In 1990 when I came to live in Mexico City I was taken aback by the existence of a café called Snob. In the first place, because "snob" is a word in English. (As a recent arrival I was not yet aware of establishments here with names like Dryclean USA, Bar Oxford and Baby Creysi.)
Secondly, I could not ignore the pejorative connotations of the word. The term "snob" became generalized with the publication in 1848 of William Makepeace Thackeray's Book of Snobs. According to the drily comic novelist, a snob was a nobody of generally unbearable temperament who, in the most vulgar possible manner, imitated the well-to-do and insisted on his superiority to people from the lower classes. It was hardly a word with which one would want to be identified.

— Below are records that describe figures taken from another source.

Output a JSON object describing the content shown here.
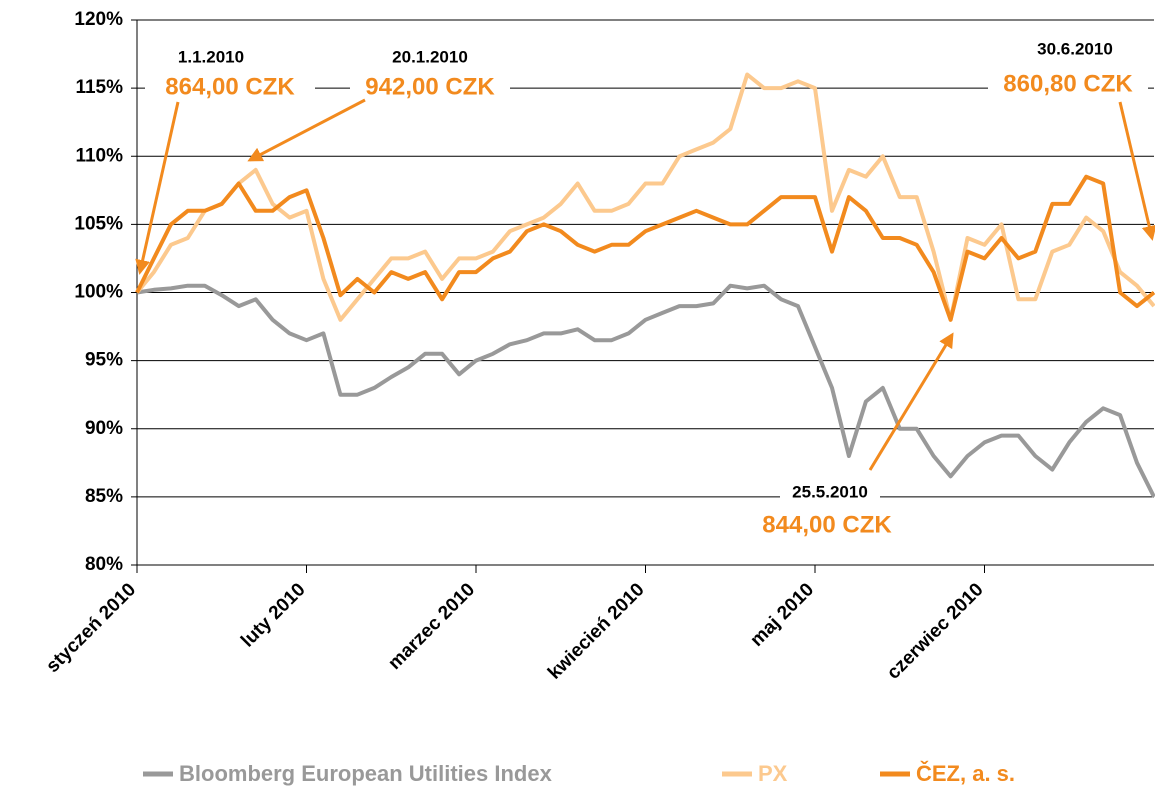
{
  "chart_data": {
    "type": "line",
    "categories": [
      "styczeń 2010",
      null,
      null,
      null,
      null,
      null,
      null,
      null,
      null,
      null,
      "luty 2010",
      null,
      null,
      null,
      null,
      null,
      null,
      null,
      null,
      null,
      "marzec 2010",
      null,
      null,
      null,
      null,
      null,
      null,
      null,
      null,
      null,
      "kwiecień 2010",
      null,
      null,
      null,
      null,
      null,
      null,
      null,
      null,
      null,
      "maj 2010",
      null,
      null,
      null,
      null,
      null,
      null,
      null,
      null,
      null,
      "czerwiec 2010",
      null,
      null,
      null,
      null,
      null,
      null,
      null,
      null,
      null,
      null
    ],
    "series": [
      {
        "name": "Bloomberg European Utilities Index",
        "color": "#999999",
        "values": [
          100,
          100.2,
          100.3,
          100.5,
          100.5,
          99.8,
          99,
          99.5,
          98,
          97,
          96.5,
          97,
          92.5,
          92.5,
          93,
          93.8,
          94.5,
          95.5,
          95.5,
          94,
          95,
          95.5,
          96.2,
          96.5,
          97,
          97,
          97.3,
          96.5,
          96.5,
          97,
          98,
          98.5,
          99,
          99,
          99.2,
          100.5,
          100.3,
          100.5,
          99.5,
          99,
          96,
          93,
          88,
          92,
          93,
          90,
          90,
          88,
          86.5,
          88,
          89,
          89.5,
          89.5,
          88,
          87,
          89,
          90.5,
          91.5,
          91,
          87.5,
          85
        ]
      },
      {
        "name": "PX",
        "color": "#fcc98e",
        "values": [
          100,
          101.5,
          103.5,
          104,
          106,
          106.5,
          108,
          109,
          106.5,
          105.5,
          106,
          101,
          98,
          99.5,
          101,
          102.5,
          102.5,
          103,
          101,
          102.5,
          102.5,
          103,
          104.5,
          105,
          105.5,
          106.5,
          108,
          106,
          106,
          106.5,
          108,
          108,
          110,
          110.5,
          111,
          112,
          116,
          115,
          115,
          115.5,
          115,
          106,
          109,
          108.5,
          110,
          107,
          107,
          103,
          98,
          104,
          103.5,
          105,
          99.5,
          99.5,
          103,
          103.5,
          105.5,
          104.5,
          101.5,
          100.5,
          99
        ]
      },
      {
        "name": "ČEZ, a. s.",
        "color": "#f28a1e",
        "values": [
          100,
          102.5,
          105,
          106,
          106,
          106.5,
          108,
          106,
          106,
          107,
          107.5,
          104,
          99.8,
          101,
          100,
          101.5,
          101,
          101.5,
          99.5,
          101.5,
          101.5,
          102.5,
          103,
          104.5,
          105,
          104.5,
          103.5,
          103,
          103.5,
          103.5,
          104.5,
          105,
          105.5,
          106,
          105.5,
          105,
          105,
          106,
          107,
          107,
          107,
          103,
          107,
          106,
          104,
          104,
          103.5,
          101.5,
          98,
          103,
          102.5,
          104,
          102.5,
          103,
          106.5,
          106.5,
          108.5,
          108,
          100,
          99,
          100
        ]
      }
    ],
    "ylim": [
      80,
      120
    ],
    "yticks": [
      {
        "value": 80,
        "label": "80%"
      },
      {
        "value": 85,
        "label": "85%"
      },
      {
        "value": 90,
        "label": "90%"
      },
      {
        "value": 95,
        "label": "95%"
      },
      {
        "value": 100,
        "label": "100%"
      },
      {
        "value": 105,
        "label": "105%"
      },
      {
        "value": 110,
        "label": "110%"
      },
      {
        "value": 115,
        "label": "115%"
      },
      {
        "value": 120,
        "label": "120%"
      }
    ],
    "grid": true,
    "annotations": [
      {
        "date": "1.1.2010",
        "price": "864,00 CZK"
      },
      {
        "date": "20.1.2010",
        "price": "942,00 CZK"
      },
      {
        "date": "30.6.2010",
        "price": "860,80 CZK"
      },
      {
        "date": "25.5.2010",
        "price": "844,00 CZK"
      }
    ]
  }
}
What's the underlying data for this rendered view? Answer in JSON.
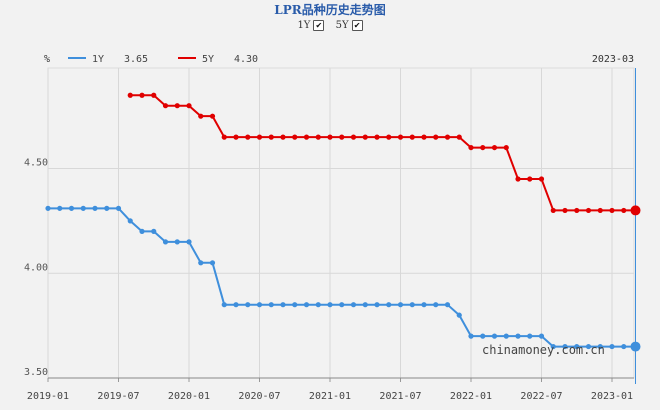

But there, among the shops on the ground floor of a California Colonial apartment complex called the Paisaje Polanco, was a café that proudly invited its clientele to identify itself with that term. And it seemed there was no shortage of señoras of a certain age who were happy to include themselves among the snobs of the neighborhood. All this while drinking coffee and eating excellent, European style pastries, such as apple strudel, chocolate mousse and a delectable dark-chocolate cake. Sitting among them over an espresso turned into a guilty pleasure.
The world has changed a lot in the last twenty years. Mexico City now has more cafés than anyone could possibly aspire to visit. I hadn't been to Snob in many years, and perusing the menu on a recent visit I found out that the place has turned into merely the flagship of a mini empire, with six restaurants, a catering service and even a web site.
Some things remain the same. I sat and had a coffee and at a nearby table were the same kind of señoras that used to visit two decades earlier -- maybe they indeed were the same, preserved in wax. And the experience of a stolen hour on a sunny afternoon, watching the other snobs of the neighborhood walk by in the Pasaje Polanco, was as delicious as ever.